Otherwise, it would be “good” news, or useful information. What one has to understand about the “news” business is that it is to sell you useless information for “free,” so that you need ever-increasing more information, until you are so overburdened and overwhelmed with raw data, you can’t see the truth of anything.
All prices are “impermanent,” and so rises and declines are not “temporary,” but the truth of the matter for the present. Economies change and grow, and so what is needed and profitable to do changes and evolves. That is reflected in stock market prices as an indicator of what is profitable to invest in at the time.
Right now, money is shifting out of the tangible assets like real estate and commodities and moving back into other innovations for adapting to the world. In many places, real estate has risen so fast and so high that nobody can afford to buy it anymore — and so it is unlikely to continue higher.
The better deal is to move to places of opportunity — like Texas, Ohio, Pennsylvania, North and South Carolina, New Orleans, etc., and avoid the high priced communities in which one’s entire salary goes towards the rent. Meanwhile, there are always places where the living is “free” — by comparison. But those places eventually get discovered and fully valued and creates the next sector “rotation.”
The strength of the economy is this diversity — to shift resources from and to productively with some dislocation and trauma until people figure out what the “market” is trying to tell us.
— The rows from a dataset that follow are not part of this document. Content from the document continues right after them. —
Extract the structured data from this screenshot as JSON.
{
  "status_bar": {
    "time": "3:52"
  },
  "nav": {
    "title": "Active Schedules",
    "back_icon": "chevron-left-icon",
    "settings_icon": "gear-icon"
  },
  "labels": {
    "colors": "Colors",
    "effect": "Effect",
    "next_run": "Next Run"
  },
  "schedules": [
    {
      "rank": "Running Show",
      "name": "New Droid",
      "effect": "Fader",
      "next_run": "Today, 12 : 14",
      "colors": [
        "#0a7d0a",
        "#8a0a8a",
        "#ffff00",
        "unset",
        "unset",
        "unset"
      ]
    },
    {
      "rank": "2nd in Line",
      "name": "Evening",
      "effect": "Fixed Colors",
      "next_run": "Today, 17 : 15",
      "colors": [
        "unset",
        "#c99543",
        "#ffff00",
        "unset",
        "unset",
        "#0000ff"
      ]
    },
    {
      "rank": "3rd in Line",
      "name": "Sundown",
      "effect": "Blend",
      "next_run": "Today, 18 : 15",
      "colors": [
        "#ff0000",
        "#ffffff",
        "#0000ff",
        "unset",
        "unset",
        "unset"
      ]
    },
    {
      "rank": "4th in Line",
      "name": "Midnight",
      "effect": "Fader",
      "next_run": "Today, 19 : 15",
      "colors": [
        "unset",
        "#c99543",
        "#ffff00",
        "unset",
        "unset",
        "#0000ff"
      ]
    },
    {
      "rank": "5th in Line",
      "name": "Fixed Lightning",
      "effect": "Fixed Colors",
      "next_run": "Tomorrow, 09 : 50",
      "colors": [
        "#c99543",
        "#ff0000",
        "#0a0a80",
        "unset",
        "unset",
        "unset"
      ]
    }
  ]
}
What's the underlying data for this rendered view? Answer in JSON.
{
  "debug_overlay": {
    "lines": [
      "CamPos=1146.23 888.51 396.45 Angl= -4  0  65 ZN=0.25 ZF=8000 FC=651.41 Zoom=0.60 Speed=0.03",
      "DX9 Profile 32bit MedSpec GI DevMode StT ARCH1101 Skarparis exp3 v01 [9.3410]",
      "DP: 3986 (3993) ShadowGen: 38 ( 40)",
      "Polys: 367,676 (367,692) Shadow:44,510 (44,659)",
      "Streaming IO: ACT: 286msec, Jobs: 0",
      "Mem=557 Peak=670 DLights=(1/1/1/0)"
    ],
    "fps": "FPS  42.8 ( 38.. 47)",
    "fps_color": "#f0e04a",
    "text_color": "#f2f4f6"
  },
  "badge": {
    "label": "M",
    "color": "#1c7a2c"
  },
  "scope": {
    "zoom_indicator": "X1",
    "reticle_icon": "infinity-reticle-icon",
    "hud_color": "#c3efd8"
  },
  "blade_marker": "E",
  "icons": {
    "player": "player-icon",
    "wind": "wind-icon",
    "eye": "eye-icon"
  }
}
Foremost, the market (prices) is information of what is economic to do — rewarding those who move in the direction of greatest opportunity and no longer rewarding those still trying to make a buck essentially perpetuating the problems of society.
These shifts are fundamentally healthy, causing and enabling the development of resourceful people who get better at processing information — so much so, that it is obvious that the old sources of information (mainstream media) now seem vapid and irrelevant but are still used by the demagogues of the world thinking to exploit it one more time before it disappears entirely.
That’s one of the big themes the old media is not going to report on because it is the news of their demise and passing.
“The kind is dead; long live the king.”
Mixing metaphors here:
As we say in Hawaii,
“Da Kine is dead, long live Da Kine.”
Just bookmark this thread :)
Cool, me too. I have a long collection of old bookmarks from doom and gloomers who were way off.
Yeah, just like those nuts that said the housing market was going to collapse. Bunch of idiots.
LOL, did you actually read their predictions? I always said there would be a slowdown and a soft landing with small declines or flat pricing. Granted the slowdown looks like it is going to last longer than I thought, but I will match my predictions against theirs any day. They were talking about 40% price drops in 6 months. Prices have only fallen very slightly nationally. The doomers were talking the housing market taking the economy into the next great depression. We still have 3.4% GDP growth. Sorry, the housing market is not pretty, but it ain’t the doom that it was painted by the bubble heads. So far it has been a soft landing as I predicted.
Eh? No doom and gloom here. I am just being realistic. The market will correct itself by about 8-9% by the end of the year.
I know, you weren’t really being a doomer, but the market is in much better shape than you give it credit. Overall, corporate earnings are coming in better than expected. There are problem areas in financials, housing, automotive, but there are more areas like technology, aerospace, defense, agriculture that are doing great.
Oh, and my housing prediction is -10% over the next 2 years as a nationwide average. And then flat for a couple of years after that. And it will only be that bad if government doesn’t come in and “fix” the mortgage loan process.